Format an NTFS Drive in Linux

Here's how to format an NTFS Drive in Linux.

Use case

You have a new HDD or SSD, and you want to be able to share it amongst some Linux, Windows or MacOs hosts.

You might choose to format it with the NTFS filesystem. It is probably one of the better options for cross-platform support.

To make this happen, in the end, we'll want a hard drive with a partition with a filesystem mounted to our computer.

See the disks

First, plug in your new disk. To see the disks, run:


You'll see a device like /dev/sda (HDD) or /dev/nvme0n1 (SSD). Make note of the appropriate device name.

Create a partition

If it's a new disk, it won't have a partition. If it had, lsblk would show it as /dev/sda1 or something like that.

To create a new partition, start the parted utility with sudo parted /dev/sda, then these commands:

mklabel gpt
unit TB
mkpart primary 0.00TB 4.00TB

mklabel gpt will designate the layout of the partition table as GPT or "Guid Partition Table".

mkpart will create a single primary partition of 4TB. Adjust this to your disk size. Note that this works, no problem, with disks over 2TB in size (you'd have a problem in the case of FAT32, for instance).
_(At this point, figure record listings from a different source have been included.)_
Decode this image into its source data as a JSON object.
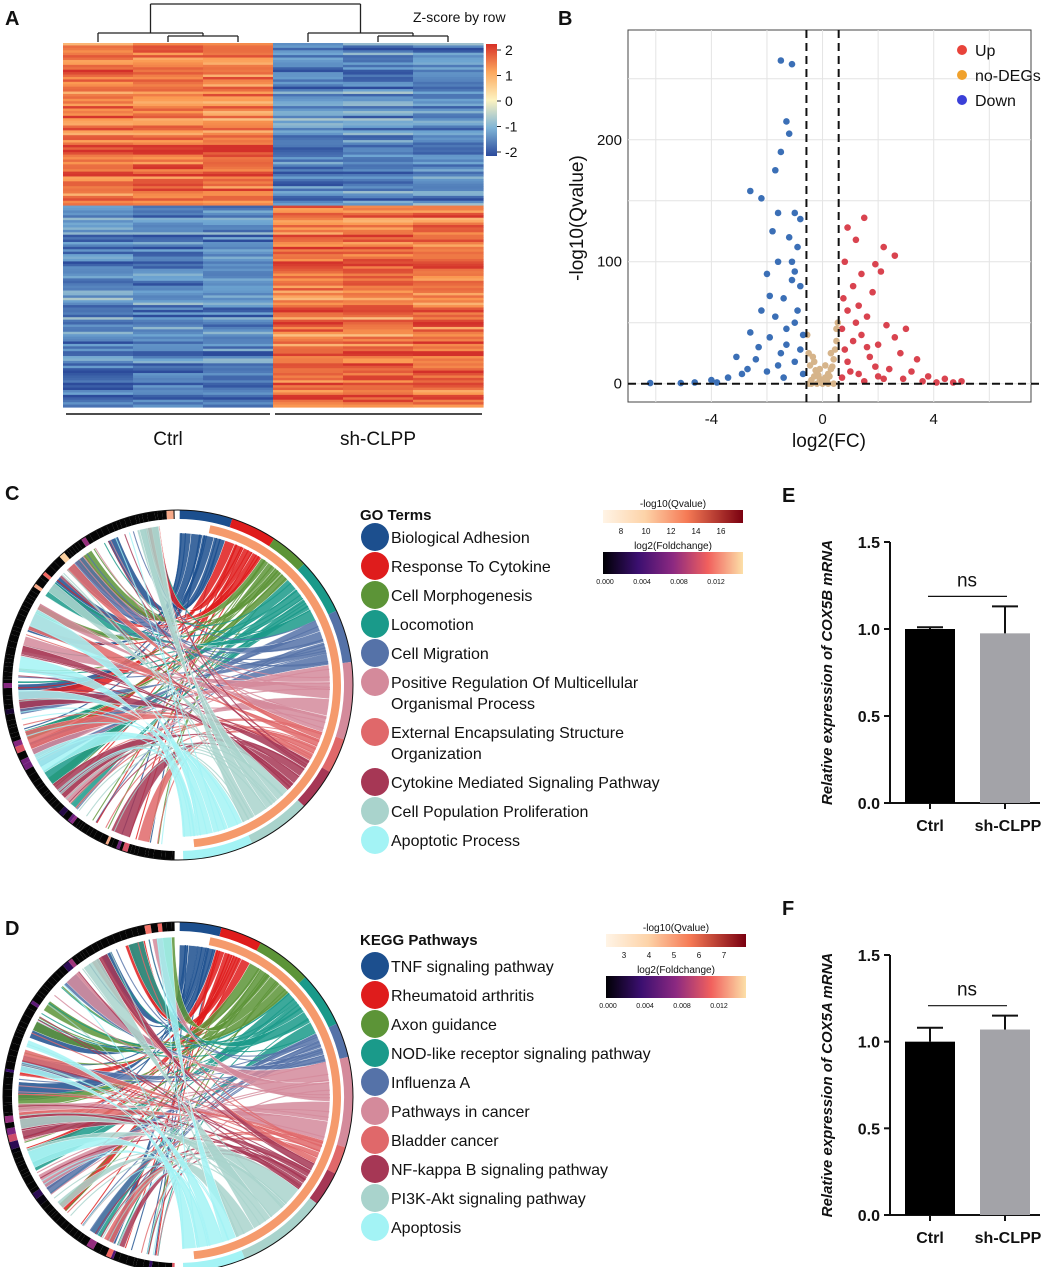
{
  "panels": {
    "A": "A",
    "B": "B",
    "C": "C",
    "D": "D",
    "E": "E",
    "F": "F"
  },
  "chart_data": [
    {
      "panel": "A",
      "type": "heatmap",
      "title": "Z-score by row",
      "colorbar_ticks": [
        "2",
        "1",
        "0",
        "-1",
        "-2"
      ],
      "colorbar_range": [
        -2,
        2
      ],
      "groups": [
        "Ctrl",
        "sh-CLPP"
      ],
      "columns_per_group": 3,
      "cluster_split_fraction": 0.45
    },
    {
      "panel": "B",
      "type": "scatter",
      "xlabel": "log2(FC)",
      "ylabel": "-log10(Qvalue)",
      "xlim": [
        -7,
        7.5
      ],
      "ylim": [
        -15,
        290
      ],
      "xticks": [
        -4,
        0,
        4
      ],
      "yticks": [
        0,
        100,
        200
      ],
      "thresholds_x": [
        -0.58,
        0.58
      ],
      "threshold_y": 0,
      "legend": [
        {
          "name": "Up",
          "color": "#e8433a"
        },
        {
          "name": "no-DEGs",
          "color": "#f0a12c"
        },
        {
          "name": "Down",
          "color": "#3a3fd8"
        }
      ],
      "series": [
        {
          "name": "Up",
          "color": "#d9434f",
          "points": [
            [
              0.9,
              128
            ],
            [
              1.5,
              136
            ],
            [
              1.2,
              118
            ],
            [
              2.2,
              112
            ],
            [
              2.6,
              105
            ],
            [
              2.1,
              92
            ],
            [
              1.9,
              98
            ],
            [
              0.8,
              100
            ],
            [
              1.1,
              80
            ],
            [
              0.9,
              60
            ],
            [
              1.6,
              55
            ],
            [
              2.3,
              48
            ],
            [
              3.0,
              45
            ],
            [
              1.4,
              40
            ],
            [
              2.0,
              32
            ],
            [
              2.8,
              25
            ],
            [
              3.4,
              20
            ],
            [
              1.1,
              35
            ],
            [
              1.7,
              22
            ],
            [
              0.9,
              18
            ],
            [
              2.4,
              12
            ],
            [
              3.8,
              6
            ],
            [
              4.4,
              4
            ],
            [
              5.0,
              2
            ],
            [
              4.7,
              1
            ],
            [
              1.3,
              8
            ],
            [
              2.0,
              6
            ],
            [
              0.7,
              5
            ],
            [
              1.6,
              30
            ],
            [
              2.6,
              38
            ],
            [
              1.3,
              64
            ],
            [
              1.8,
              75
            ],
            [
              0.7,
              45
            ],
            [
              1.0,
              10
            ],
            [
              3.2,
              10
            ],
            [
              2.2,
              4
            ],
            [
              1.5,
              2
            ],
            [
              0.8,
              28
            ],
            [
              1.2,
              50
            ],
            [
              2.9,
              4
            ],
            [
              3.6,
              2
            ],
            [
              4.1,
              1
            ],
            [
              1.9,
              14
            ],
            [
              0.75,
              70
            ],
            [
              1.4,
              90
            ]
          ]
        },
        {
          "name": "no-DEGs",
          "color": "#d6b48a",
          "points": [
            [
              -0.5,
              0
            ],
            [
              -0.4,
              3
            ],
            [
              -0.3,
              6
            ],
            [
              -0.2,
              9
            ],
            [
              -0.1,
              4
            ],
            [
              0.0,
              2
            ],
            [
              0.1,
              5
            ],
            [
              0.2,
              8
            ],
            [
              0.3,
              12
            ],
            [
              0.4,
              20
            ],
            [
              0.5,
              35
            ],
            [
              0.45,
              28
            ],
            [
              -0.45,
              15
            ],
            [
              -0.35,
              22
            ],
            [
              -0.25,
              11
            ],
            [
              -0.15,
              7
            ],
            [
              0.05,
              1
            ],
            [
              0.15,
              3
            ],
            [
              0.25,
              6
            ],
            [
              0.35,
              14
            ],
            [
              0.5,
              45
            ],
            [
              0.55,
              50
            ],
            [
              -0.5,
              25
            ],
            [
              -0.55,
              40
            ],
            [
              0.0,
              0
            ],
            [
              0.2,
              0
            ],
            [
              -0.2,
              0
            ],
            [
              0.4,
              0
            ],
            [
              -0.4,
              0
            ],
            [
              -0.3,
              18
            ],
            [
              0.3,
              25
            ],
            [
              0.1,
              15
            ],
            [
              -0.1,
              12
            ]
          ]
        },
        {
          "name": "Down",
          "color": "#3b6fb6",
          "points": [
            [
              -1.5,
              265
            ],
            [
              -1.1,
              262
            ],
            [
              -1.3,
              215
            ],
            [
              -1.2,
              205
            ],
            [
              -1.5,
              190
            ],
            [
              -1.7,
              175
            ],
            [
              -2.6,
              158
            ],
            [
              -2.2,
              152
            ],
            [
              -1.6,
              140
            ],
            [
              -1.0,
              140
            ],
            [
              -0.8,
              135
            ],
            [
              -1.8,
              125
            ],
            [
              -1.2,
              120
            ],
            [
              -0.9,
              112
            ],
            [
              -1.6,
              100
            ],
            [
              -2.0,
              90
            ],
            [
              -1.1,
              85
            ],
            [
              -0.8,
              80
            ],
            [
              -1.4,
              70
            ],
            [
              -2.2,
              60
            ],
            [
              -1.7,
              55
            ],
            [
              -1.0,
              50
            ],
            [
              -2.6,
              42
            ],
            [
              -1.9,
              38
            ],
            [
              -1.3,
              32
            ],
            [
              -0.8,
              28
            ],
            [
              -3.1,
              22
            ],
            [
              -2.4,
              20
            ],
            [
              -1.6,
              15
            ],
            [
              -2.9,
              8
            ],
            [
              -3.4,
              5
            ],
            [
              -4.0,
              3
            ],
            [
              -4.6,
              1
            ],
            [
              -5.1,
              0.5
            ],
            [
              -6.2,
              0.5
            ],
            [
              -2.0,
              10
            ],
            [
              -1.0,
              18
            ],
            [
              -0.7,
              8
            ],
            [
              -1.4,
              5
            ],
            [
              -2.3,
              30
            ],
            [
              -0.9,
              60
            ],
            [
              -1.3,
              45
            ],
            [
              -1.1,
              100
            ],
            [
              -1.9,
              72
            ],
            [
              -1.0,
              92
            ],
            [
              -0.7,
              40
            ],
            [
              -2.7,
              12
            ],
            [
              -1.5,
              25
            ],
            [
              -3.8,
              1
            ]
          ]
        }
      ]
    },
    {
      "panel": "C",
      "type": "chord",
      "legend_title": "GO Terms",
      "terms": [
        {
          "label": "Biological Adhesion",
          "color": "#1c4f8e"
        },
        {
          "label": "Response To Cytokine",
          "color": "#df1c1c"
        },
        {
          "label": "Cell Morphogenesis",
          "color": "#5c9437"
        },
        {
          "label": "Locomotion",
          "color": "#1a9a8a"
        },
        {
          "label": "Cell Migration",
          "color": "#5572a8"
        },
        {
          "label": "Positive Regulation Of Multicellular\nOrganismal Process",
          "color": "#d48a9b"
        },
        {
          "label": "External Encapsulating Structure\nOrganization",
          "color": "#e0686a"
        },
        {
          "label": "Cytokine Mediated Signaling Pathway",
          "color": "#a63755"
        },
        {
          "label": "Cell Population Proliferation",
          "color": "#a9d3cc"
        },
        {
          "label": "Apoptotic Process",
          "color": "#a3f3f5"
        }
      ],
      "shares": [
        0.075,
        0.065,
        0.055,
        0.08,
        0.075,
        0.11,
        0.05,
        0.06,
        0.09,
        0.1
      ],
      "qvalue_scale": {
        "title": "-log10(Qvalue)",
        "ticks": [
          "8",
          "10",
          "12",
          "14",
          "16"
        ]
      },
      "fc_scale": {
        "title": "log2(Foldchange)",
        "ticks": [
          "0.000",
          "0.004",
          "0.008",
          "0.012"
        ]
      }
    },
    {
      "panel": "D",
      "type": "chord",
      "legend_title": "KEGG Pathways",
      "terms": [
        {
          "label": "TNF signaling pathway",
          "color": "#1c4f8e"
        },
        {
          "label": "Rheumatoid arthritis",
          "color": "#df1c1c"
        },
        {
          "label": "Axon guidance",
          "color": "#5c9437"
        },
        {
          "label": "NOD-like receptor signaling pathway",
          "color": "#1a9a8a"
        },
        {
          "label": "Influenza A",
          "color": "#5572a8"
        },
        {
          "label": "Pathways in cancer",
          "color": "#d48a9b"
        },
        {
          "label": "Bladder cancer",
          "color": "#e0686a"
        },
        {
          "label": "NF-kappa B signaling pathway",
          "color": "#a63755"
        },
        {
          "label": "PI3K-Akt signaling pathway",
          "color": "#a9d3cc"
        },
        {
          "label": "Apoptosis",
          "color": "#a3f3f5"
        }
      ],
      "shares": [
        0.06,
        0.06,
        0.08,
        0.08,
        0.05,
        0.13,
        0.04,
        0.05,
        0.13,
        0.09
      ],
      "qvalue_scale": {
        "title": "-log10(Qvalue)",
        "ticks": [
          "3",
          "4",
          "5",
          "6",
          "7"
        ]
      },
      "fc_scale": {
        "title": "log2(Foldchange)",
        "ticks": [
          "0.000",
          "0.004",
          "0.008",
          "0.012"
        ]
      }
    },
    {
      "panel": "E",
      "type": "bar",
      "ylabel": "Relative expression of COX5B mRNA",
      "categories": [
        "Ctrl",
        "sh-CLPP"
      ],
      "values": [
        1.0,
        0.975
      ],
      "errors": [
        0.01,
        0.155
      ],
      "colors": [
        "#000000",
        "#a3a3a8"
      ],
      "ylim": [
        0,
        1.5
      ],
      "yticks": [
        "0.0",
        "0.5",
        "1.0",
        "1.5"
      ],
      "significance": "ns"
    },
    {
      "panel": "F",
      "type": "bar",
      "ylabel": "Relative expression of COX5A mRNA",
      "categories": [
        "Ctrl",
        "sh-CLPP"
      ],
      "values": [
        1.0,
        1.07
      ],
      "errors": [
        0.08,
        0.08
      ],
      "colors": [
        "#000000",
        "#a3a3a8"
      ],
      "ylim": [
        0,
        1.5
      ],
      "yticks": [
        "0.0",
        "0.5",
        "1.0",
        "1.5"
      ],
      "significance": "ns"
    }
  ]
}
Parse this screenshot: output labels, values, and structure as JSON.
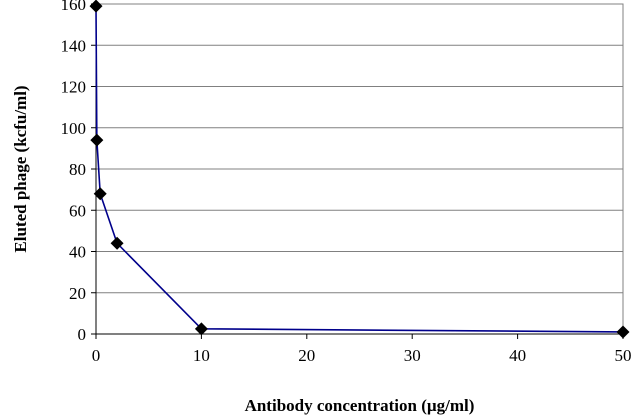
{
  "chart_data": {
    "type": "line",
    "title": "",
    "xlabel": "Antibody concentration (µg/ml)",
    "ylabel": "Eluted phage (kcfu/ml)",
    "xlim": [
      0,
      50
    ],
    "ylim": [
      0,
      160
    ],
    "xticks": [
      0,
      10,
      20,
      30,
      40,
      50
    ],
    "yticks": [
      0,
      20,
      40,
      60,
      80,
      100,
      120,
      140,
      160
    ],
    "grid": "horizontal",
    "legend": "none",
    "series": [
      {
        "x": [
          0,
          0.08,
          0.4,
          2,
          10,
          50
        ],
        "y": [
          159,
          94,
          68,
          44,
          2.5,
          1
        ],
        "line_color": "#00008b",
        "marker": "diamond",
        "marker_color": "#000000"
      }
    ]
  }
}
Format the partition as NTFS

Now it's time to format the partition. There's a linux-compatible NTFS implementation called ntfs-3g. It uses FUSE, "file system in user space", to allow creating new filesystems without editing the kernel. To install:

sudo apt install ntfs-3g

To format, run:

sudo mkntfs --fast --label MyCoolNewDisk /dev/sda1

Note that we created a volume label for easy identification when it's mounted later. And we're targeting the partition we just made previously (ie, /dev/sda1).

Mount the NTFS partition

Now you want to mount the partition to your system's filesystem so that you can run file operations on it, like copy over some files. To mount:

sudo mkdir /mnt/drv
sudo mount -t ntfs /dev/sda1 /mnt/drv

Check space available

As you go, see what kind of space you have left:

df -BG

-BG prints the block sizes in gigabytes.

This is how I format NTFS drives. Do you do anything differently?